En synthèse, Gilles Johanet estime que la France a la chance de disposer d’une terre généreuse et d’un climat favorable, qui nous a accoutumés à la fois à une certaine douceur de vivre mais, insensiblement aussi, à une « addiction à la dépense publique », laquelle se révèle être une funeste habitude en ses temps budgétaires et de croissance très contraints. Là où le piège se referme dangereusement – expliquera-t-il avec plusieurs graphiques ci-après - c’est lorsque l’envolée de la dette publique française peut subitement s’avérer d’un coût prohibitif dès lors que les taux d’intérêt augmenteraient. Et c’est un risque sérieux si un différentiel de croissance s’établit avec d’autres pays, devenant alors plus attractifs que notre pays pour les investisseurs.

  
        (cliquer pour agrandir)

Interrogé sur le terrain très familier pour lui de la protection sociale, Gilles Johanet lance trois interrogations qui conduiront à beaucoup d’échanges entre les participants, même après la récupération de leur manteau au vestiaire :
  • le fait que dans le cadre de notre organisation actuelle, la médecine générale est la seule discipline à ne pas disposer de nomenclature tarifaire, à la différence des autres spécialités, ce qui emporte nombre de conséquences et de dérives pour un système de santé beaucoup trop morcelé et dispersé dans ses politiques de santé publique et d’accès aux soins,
  • le fait que l’accès aux données de santé est beaucoup trop verrouillé à ce jour, pour permettre aux regards innovants - et d’interpellation légitime - de se déployer autant que nécessaire,
  • le fait que la récente décision du Conseil Constitutionnel de censure sur le tiers payant obligatoire, incluant les complémentaires, sera peut-être, au-delà des apparences immédiates, une très bonne nouvelle pour les usagers et les contribuables.

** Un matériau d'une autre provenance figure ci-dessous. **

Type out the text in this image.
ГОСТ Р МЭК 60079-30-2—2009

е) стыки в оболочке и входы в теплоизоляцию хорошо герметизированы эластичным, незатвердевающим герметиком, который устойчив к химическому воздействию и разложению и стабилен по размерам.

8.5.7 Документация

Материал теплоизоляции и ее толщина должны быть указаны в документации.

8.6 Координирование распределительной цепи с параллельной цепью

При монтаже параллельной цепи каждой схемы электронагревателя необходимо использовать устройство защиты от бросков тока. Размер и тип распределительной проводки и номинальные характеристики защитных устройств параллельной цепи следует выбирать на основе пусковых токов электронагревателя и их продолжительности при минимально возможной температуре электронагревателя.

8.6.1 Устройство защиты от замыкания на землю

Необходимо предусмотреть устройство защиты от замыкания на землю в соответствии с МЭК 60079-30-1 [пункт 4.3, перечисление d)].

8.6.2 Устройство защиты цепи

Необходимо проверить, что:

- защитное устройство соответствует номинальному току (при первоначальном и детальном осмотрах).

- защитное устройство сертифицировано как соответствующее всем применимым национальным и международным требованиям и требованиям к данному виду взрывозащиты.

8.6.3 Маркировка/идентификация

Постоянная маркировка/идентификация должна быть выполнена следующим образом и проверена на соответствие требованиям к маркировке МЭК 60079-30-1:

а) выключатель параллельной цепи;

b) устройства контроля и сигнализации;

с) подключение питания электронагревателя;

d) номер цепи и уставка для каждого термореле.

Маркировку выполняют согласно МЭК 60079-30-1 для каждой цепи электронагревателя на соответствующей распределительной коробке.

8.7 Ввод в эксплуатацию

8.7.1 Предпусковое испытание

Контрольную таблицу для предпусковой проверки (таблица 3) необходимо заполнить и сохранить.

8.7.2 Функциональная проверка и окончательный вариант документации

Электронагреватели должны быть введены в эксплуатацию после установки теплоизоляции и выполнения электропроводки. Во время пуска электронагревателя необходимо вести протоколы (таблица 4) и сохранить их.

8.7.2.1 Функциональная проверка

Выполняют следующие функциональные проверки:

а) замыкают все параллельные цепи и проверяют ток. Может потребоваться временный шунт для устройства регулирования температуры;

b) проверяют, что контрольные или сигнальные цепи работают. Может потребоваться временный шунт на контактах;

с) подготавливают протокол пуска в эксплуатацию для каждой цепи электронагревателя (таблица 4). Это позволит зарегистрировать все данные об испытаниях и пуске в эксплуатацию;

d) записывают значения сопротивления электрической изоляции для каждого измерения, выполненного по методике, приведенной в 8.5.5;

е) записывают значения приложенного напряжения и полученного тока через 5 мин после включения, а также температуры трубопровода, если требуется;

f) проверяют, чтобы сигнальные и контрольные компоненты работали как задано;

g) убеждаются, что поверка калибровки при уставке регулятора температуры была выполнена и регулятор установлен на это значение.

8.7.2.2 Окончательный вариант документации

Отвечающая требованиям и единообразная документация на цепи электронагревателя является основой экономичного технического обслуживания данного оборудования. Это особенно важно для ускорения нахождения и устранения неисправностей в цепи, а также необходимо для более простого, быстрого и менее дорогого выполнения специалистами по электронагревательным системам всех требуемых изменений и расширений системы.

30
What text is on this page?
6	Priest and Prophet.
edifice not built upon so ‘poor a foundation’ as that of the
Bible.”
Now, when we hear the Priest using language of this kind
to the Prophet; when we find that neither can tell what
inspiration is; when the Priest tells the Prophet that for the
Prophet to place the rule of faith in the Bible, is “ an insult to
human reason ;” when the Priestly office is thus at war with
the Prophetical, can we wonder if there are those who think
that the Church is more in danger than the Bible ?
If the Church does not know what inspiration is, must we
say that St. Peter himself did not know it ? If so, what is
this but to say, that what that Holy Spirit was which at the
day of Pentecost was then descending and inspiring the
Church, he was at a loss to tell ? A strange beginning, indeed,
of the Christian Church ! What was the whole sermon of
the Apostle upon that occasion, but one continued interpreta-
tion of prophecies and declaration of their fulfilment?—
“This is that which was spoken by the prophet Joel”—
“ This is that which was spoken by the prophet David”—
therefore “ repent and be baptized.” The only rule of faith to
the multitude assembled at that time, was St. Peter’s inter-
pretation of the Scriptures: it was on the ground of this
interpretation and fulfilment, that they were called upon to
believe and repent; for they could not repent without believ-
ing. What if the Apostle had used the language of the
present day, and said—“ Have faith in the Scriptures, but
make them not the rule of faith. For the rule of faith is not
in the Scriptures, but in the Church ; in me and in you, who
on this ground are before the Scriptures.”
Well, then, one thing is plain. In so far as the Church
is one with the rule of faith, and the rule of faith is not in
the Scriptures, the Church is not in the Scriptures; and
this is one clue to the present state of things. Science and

    Là où la généralisation obligatoire était déjà vouée à de nombreuses et farouches oppositions, la situation nouvelle se prête au contraire à une excellente émulation technique et qualitative entre opérateurs complémentaires, pour pouvoir proposer aux patients comme aux professionnels de santé des solutions intégrées et efficaces. Et ainsi, la boucle est bouclée avec la transmission familiale initiale. Cette idée que l’initiative et l’émulation peuvent s’avérer plus appropriées que l’obligatoire et l’univoque. Cette idée que la norme législative et réglementaire n’est pas la seule manière d’être efficace et au service de nos concitoyens – même si elle est parfois un socle indispensable - n’est-elle pas pleinement fidèle à la confidence initiale de Gilles Johanet dans ce diner-débat ? L’addiction à la dépense publique, ne serait-elle pas amplifiée par une addiction à la norme, fût-elle largement inappliquée ? Gilles Johanet invite ainsi chacun d’entre-nous tout autant à l’esprit critique et à l’initiative qu’à l’introspection.